Home Economy Economic Survey calls for banking, market liberalisation

Economic Survey calls for banking, market liberalisation

By IANS,

New Delhi : The Economic Survey for 2008-09 tabled Thursday has called for banking and financial market reforms, including increasing foreign investment in banks in a phased manner and lifting of ban on commodity futures.

It also called for expediting passage of the Banking Regulations (Amendment) Bill and allowing high net worth individuals to invest directly in capital markets rather than go through the controversial participatory notes route.

The passage of the Banking Regulations (Amendment) Bill will allow greater flexibility to banks in terms of managing liquidity requirements, liberalise investment regulations and allow the Reserve Bank of India greater powers such as right to supersede a bank’s board of directors if it was in public interest.

The survey, in one of its recommendations, advocated allowing high net worth individuals to invest directly in capital markets through authorised Indian investment intermediaries.

This will allow the government to ban the participatory notes (P-notes) route, which has drawn criticism from many quarters as the identity of the P-note holder becomes difficult to ascertain.

The remaining ban on commodity futures contracts was sought to be removed to restore price discovery and price-risk management.
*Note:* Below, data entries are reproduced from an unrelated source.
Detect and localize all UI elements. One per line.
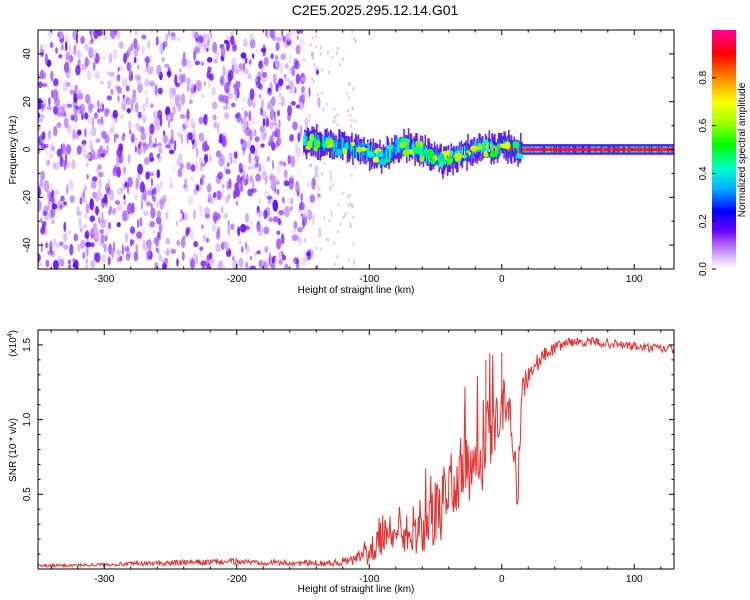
noise-speckles <box>38 30 357 269</box>
snr-y-ticks: 0.5 1.0 1.5 <box>22 338 674 555</box>
snr-y-axis-label: SNR (10 * v/v) <box>8 418 19 482</box>
snr-x-tick-label: 0 <box>499 574 505 585</box>
colorbar-tick-label: 0.2 <box>698 214 709 228</box>
figure-title: C2E5.2025.295.12.14.G01 <box>291 2 459 18</box>
snr-y-tick-label: 1.5 <box>22 338 33 352</box>
spectrogram-x-tick-label: 0 <box>499 274 505 285</box>
colorbar: 0.0 0.2 0.4 0.6 0.8 Normalized spectral ampl… <box>698 30 748 276</box>
spectrogram-y-ticks: -40 -20 0 20 40 <box>22 29 674 270</box>
spectrogram-y-tick-label: 20 <box>22 96 33 108</box>
snr-frame <box>37 329 675 570</box>
spectrogram-y-tick-label: 40 <box>22 48 33 60</box>
spectrogram-x-tick-label: -100 <box>359 274 379 285</box>
colorbar-tick-label: 0.8 <box>698 70 709 84</box>
snr-plot-area <box>38 336 674 569</box>
colorbar-tick-label: 0.4 <box>698 166 709 180</box>
snr-x-axis-label: Height of straight line (km) <box>298 584 415 595</box>
snr-x-ticks: -300 -200 -100 0 100 <box>50 330 662 585</box>
snr-y-scale-label: (x104) <box>7 330 19 357</box>
spectrogram-y-tick-label: 0 <box>22 146 33 152</box>
spectrogram-x-tick-label: 100 <box>626 274 643 285</box>
spectrogram-plot-area <box>38 30 674 269</box>
snr-series-line <box>38 336 674 569</box>
spectrogram-y-tick-label: -20 <box>22 190 33 205</box>
colorbar-tick-label: 0.6 <box>698 118 709 132</box>
snr-y-tick-label: 1.0 <box>22 412 33 426</box>
spectrogram-y-axis-label: Frequency (Hz) <box>8 116 19 185</box>
spectrogram-x-axis-label: Height of straight line (km) <box>298 285 415 296</box>
colorbar-ticks: 0.0 0.2 0.4 0.6 0.8 <box>698 70 716 276</box>
colorbar-tick-label: 0.0 <box>698 262 709 276</box>
spectrogram-y-tick-label: -40 <box>22 237 33 252</box>
snr-y-tick-label: 0.5 <box>22 487 33 501</box>
snr-x-tick-label: 100 <box>626 574 643 585</box>
snr-x-tick-label: -200 <box>227 574 247 585</box>
snr-x-tick-label: -300 <box>94 574 114 585</box>
snr-panel: -300 -200 -100 0 100 0.5 1.0 1.5 Height of str… <box>7 329 675 595</box>
colorbar-label: Normalized spectral amplitude <box>737 82 748 217</box>
snr-x-tick-label: -100 <box>359 574 379 585</box>
colorbar-gradient <box>712 30 736 269</box>
signal-track <box>303 124 674 179</box>
svg-text:(x104): (x104) <box>7 330 19 357</box>
spectrogram-x-tick-label: -200 <box>227 274 247 285</box>
spectrogram-x-ticks: -300 -200 -100 0 100 <box>50 30 662 285</box>
spectrogram-x-tick-label: -300 <box>94 274 114 285</box>
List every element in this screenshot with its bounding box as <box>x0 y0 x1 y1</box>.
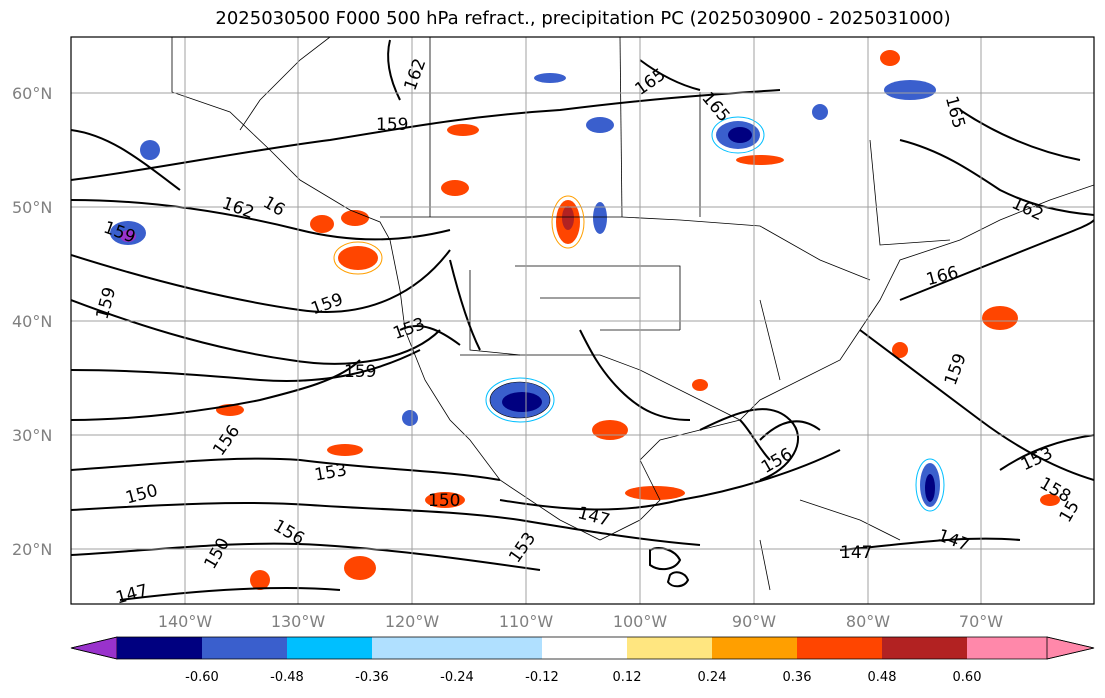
lat-label: 20°N <box>12 540 52 559</box>
colorbar-tick: 0.48 <box>868 670 897 685</box>
colorbar-tick: -0.12 <box>525 670 559 685</box>
map-frame <box>70 36 1095 605</box>
latitude-labels: 60°N 50°N 40°N 30°N 20°N <box>12 84 52 559</box>
colorbar-segment-7 <box>627 637 712 659</box>
lon-label: 120°W <box>385 612 440 631</box>
lat-label: 30°N <box>12 426 52 445</box>
lon-label: 90°W <box>732 612 776 631</box>
contour-label: 147 <box>840 543 872 563</box>
colorbar-segment-12 <box>1046 636 1095 660</box>
colorbar-segment-6 <box>542 637 627 659</box>
colorbar-segment-8 <box>712 637 797 659</box>
contour-label: 150 <box>428 491 460 511</box>
precipitation-shading <box>110 50 1060 590</box>
colorbar-segment-9 <box>797 637 882 659</box>
colorbar-segment-0 <box>70 636 118 660</box>
colorbar-tick: -0.48 <box>270 670 304 685</box>
lat-label: 50°N <box>12 198 52 217</box>
colorbar-tick: -0.36 <box>355 670 389 685</box>
contour-label: 159 <box>376 115 408 135</box>
graticule <box>71 37 1094 604</box>
colorbar-tick: 0.36 <box>783 670 812 685</box>
colorbar-outline <box>70 636 1095 660</box>
longitude-labels: 140°W 130°W 120°W 110°W 100°W 90°W 80°W … <box>158 612 1003 631</box>
contour-label: 159 <box>344 362 376 382</box>
colorbar-segment-5 <box>457 637 542 659</box>
colorbar-ticks: -0.60 -0.48 -0.36 -0.24 -0.12 0.12 0.24 … <box>185 670 981 685</box>
lon-label: 140°W <box>158 612 213 631</box>
lon-label: 130°W <box>271 612 326 631</box>
map-title: 2025030500 F000 500 hPa refract., precip… <box>215 8 951 29</box>
colorbar <box>70 636 1095 660</box>
lat-label: 60°N <box>12 84 52 103</box>
lat-label: 40°N <box>12 312 52 331</box>
colorbar-segment-3 <box>287 637 372 659</box>
colorbar-segment-2 <box>202 637 287 659</box>
colorbar-segment-11 <box>967 637 1047 659</box>
colorbar-tick: 0.60 <box>953 670 982 685</box>
lon-label: 80°W <box>846 612 890 631</box>
refractivity-contours <box>71 39 1094 601</box>
precipitation-outlines <box>333 116 945 512</box>
lon-label: 70°W <box>959 612 1003 631</box>
lon-label: 100°W <box>613 612 668 631</box>
colorbar-tick: 0.24 <box>698 670 727 685</box>
geographic-borders <box>171 37 1094 591</box>
colorbar-tick: -0.60 <box>185 670 219 685</box>
colorbar-segment-4 <box>372 637 457 659</box>
colorbar-segment-1 <box>117 637 202 659</box>
colorbar-tick: -0.24 <box>440 670 474 685</box>
lon-label: 110°W <box>499 612 554 631</box>
colorbar-segment-10 <box>882 637 967 659</box>
colorbar-tick: 0.12 <box>613 670 642 685</box>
Futures trading in rice, urad and tur has been suspended indefinitely, and that of sugar till Dec 31.

The survey also urged the government to liberalise spot and futures currency markets (exchange traded) in the country.

The survey suggested that all financial market regulations be brought under purview of the market regulator, Securities and Exchanges Board of India (SEBI).

Additionally, it has favoured liberalising of the investment norms of insurance and pension funds and tax incentives to develop the long-term debt markets.

In a move which could have far reaching impact on the Indian corporate debt market, the Economic Survey asked the government to allow repurchase of corporate bonds, thus providing an exit route for investors.